Indonesia Harnesses Chinese Capital and Innovation to Dominate World Nickel Production
Indonesia’s success in deploying Chinese capital and innovation to become the dominant force in the global nickel industry has been achieved in the face of concerted opposition from the European Union through the World Trade Organization.
Indonesia’s success in deploying Chinese capital and innovation to become the dominant force in the global nickel industry has been achieved in the face of concerted opposition from the European Union through the World Trade Organization.
Over a decade, the high value-added share of Indonesia’s nickel exports has gone from 8% to 100%. Its mine output has risen nine-fold, and it is putting rivals, including nickel miners in Australia, out of business because they cannot begin to match the capital and operating costs of the Indonesian operations.
Enabling Indonesia to transform its place in one of the most important new energy industries could be seen as the most significant achievement yet of China’s Belt and Road program. President Xi Jinping underlined the strategic importance of Indonesia to China by launching the ‘maritime’ component of the Belt and Road program in an address to Indonesia’s parliament in 2013.
While Indonesia is expected to retain its non-aligned status under incoming president, Prawobo Subianto, the help China has given Indonesia to achieve a primary economic objective is likely to cement a bilateral relationship bearing some similarity to that between Japan and Australia.
The government of former Indonesian president, Bambang Yudhoyono, resolved in 2009 to raise the country’s returns from its raw materials by restricting exports of unprocessed ores, giving miners a five-year transition period. In the case of nickel, export of the raw ore was banned from 2014, with a grace period provided only if the mining company was investing in processing. By 2020, the ban on nickel ore exports was complete.

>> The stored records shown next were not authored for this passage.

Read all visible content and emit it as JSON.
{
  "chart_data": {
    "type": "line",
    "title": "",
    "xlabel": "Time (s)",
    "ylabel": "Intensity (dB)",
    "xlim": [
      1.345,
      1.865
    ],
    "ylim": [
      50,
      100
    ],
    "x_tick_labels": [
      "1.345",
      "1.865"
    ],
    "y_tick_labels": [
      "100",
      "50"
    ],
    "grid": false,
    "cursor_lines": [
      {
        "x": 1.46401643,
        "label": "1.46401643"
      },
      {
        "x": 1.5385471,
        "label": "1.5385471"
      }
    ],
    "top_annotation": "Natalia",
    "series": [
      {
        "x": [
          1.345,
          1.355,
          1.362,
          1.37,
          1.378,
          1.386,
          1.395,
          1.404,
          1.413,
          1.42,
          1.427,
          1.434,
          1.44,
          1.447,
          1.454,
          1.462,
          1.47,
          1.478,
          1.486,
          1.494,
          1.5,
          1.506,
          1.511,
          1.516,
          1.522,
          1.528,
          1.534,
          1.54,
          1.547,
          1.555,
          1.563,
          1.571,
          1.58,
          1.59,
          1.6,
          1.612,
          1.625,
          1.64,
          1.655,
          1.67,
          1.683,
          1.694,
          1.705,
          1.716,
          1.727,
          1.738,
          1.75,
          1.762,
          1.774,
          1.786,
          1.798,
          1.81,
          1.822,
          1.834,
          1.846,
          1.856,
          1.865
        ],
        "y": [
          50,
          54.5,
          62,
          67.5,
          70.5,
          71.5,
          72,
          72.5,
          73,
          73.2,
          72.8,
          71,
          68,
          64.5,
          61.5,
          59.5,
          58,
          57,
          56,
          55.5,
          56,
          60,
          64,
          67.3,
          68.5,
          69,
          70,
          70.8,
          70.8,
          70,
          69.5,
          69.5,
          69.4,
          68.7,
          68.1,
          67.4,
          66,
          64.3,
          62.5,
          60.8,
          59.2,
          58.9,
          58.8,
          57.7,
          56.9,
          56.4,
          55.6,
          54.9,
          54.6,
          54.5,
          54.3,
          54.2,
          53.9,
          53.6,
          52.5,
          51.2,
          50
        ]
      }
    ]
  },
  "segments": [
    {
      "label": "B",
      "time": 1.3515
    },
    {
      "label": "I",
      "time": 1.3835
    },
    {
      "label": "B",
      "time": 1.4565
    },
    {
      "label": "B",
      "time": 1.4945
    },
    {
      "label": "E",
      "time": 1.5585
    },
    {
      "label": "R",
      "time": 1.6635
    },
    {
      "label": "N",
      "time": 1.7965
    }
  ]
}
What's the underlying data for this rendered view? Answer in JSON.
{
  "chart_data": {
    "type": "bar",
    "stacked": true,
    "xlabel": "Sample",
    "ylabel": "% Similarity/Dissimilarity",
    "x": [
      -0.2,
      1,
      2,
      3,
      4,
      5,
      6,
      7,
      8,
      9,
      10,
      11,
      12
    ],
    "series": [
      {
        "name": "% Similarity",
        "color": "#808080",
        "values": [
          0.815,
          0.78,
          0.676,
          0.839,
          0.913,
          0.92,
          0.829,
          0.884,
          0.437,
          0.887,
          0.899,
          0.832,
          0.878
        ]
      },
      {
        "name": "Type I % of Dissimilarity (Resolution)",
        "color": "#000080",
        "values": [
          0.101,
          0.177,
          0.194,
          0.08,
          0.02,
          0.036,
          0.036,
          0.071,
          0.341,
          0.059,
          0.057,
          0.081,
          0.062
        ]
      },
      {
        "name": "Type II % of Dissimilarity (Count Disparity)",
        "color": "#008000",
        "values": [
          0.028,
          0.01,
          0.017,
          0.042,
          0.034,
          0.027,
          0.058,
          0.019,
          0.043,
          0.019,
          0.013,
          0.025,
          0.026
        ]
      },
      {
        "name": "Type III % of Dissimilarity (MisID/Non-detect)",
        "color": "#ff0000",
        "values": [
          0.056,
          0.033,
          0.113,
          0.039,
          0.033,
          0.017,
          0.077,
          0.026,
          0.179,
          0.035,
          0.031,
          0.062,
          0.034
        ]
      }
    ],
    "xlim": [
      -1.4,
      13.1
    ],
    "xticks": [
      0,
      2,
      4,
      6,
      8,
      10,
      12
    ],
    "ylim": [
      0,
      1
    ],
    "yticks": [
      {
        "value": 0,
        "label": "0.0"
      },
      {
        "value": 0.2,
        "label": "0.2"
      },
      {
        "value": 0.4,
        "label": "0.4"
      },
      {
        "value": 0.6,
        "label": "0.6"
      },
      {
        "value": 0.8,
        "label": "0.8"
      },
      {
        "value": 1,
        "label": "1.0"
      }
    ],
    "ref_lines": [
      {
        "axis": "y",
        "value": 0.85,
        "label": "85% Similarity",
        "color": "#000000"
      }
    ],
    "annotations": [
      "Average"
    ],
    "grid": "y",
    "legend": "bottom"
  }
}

While Indonesia had profited from the global resources boom from 2005, its government argued that most of the benefits had been captured by the mining companies and had not contributed to Indonesia’s development.
Before the ban, Indonesia was extracting 71 million tons of nickel ore annually, of which 65 million tons was exported in its raw form. Most of the exports went to China, where it was smelted and used to manufacture stainless steel.
Chinese companies, led by the privately-owned Tsingshan Steel Group, responded to the proposed export ban with the construction of smelters in Indonesia. The Belt and Road program helped with the funding of an industrial park where the smelters were located, near the nickel mines. While raw nickel ore exports dropped to zero, Indonesia’s sales of nickel pig iron (an intermediate product) and stainless steel soared.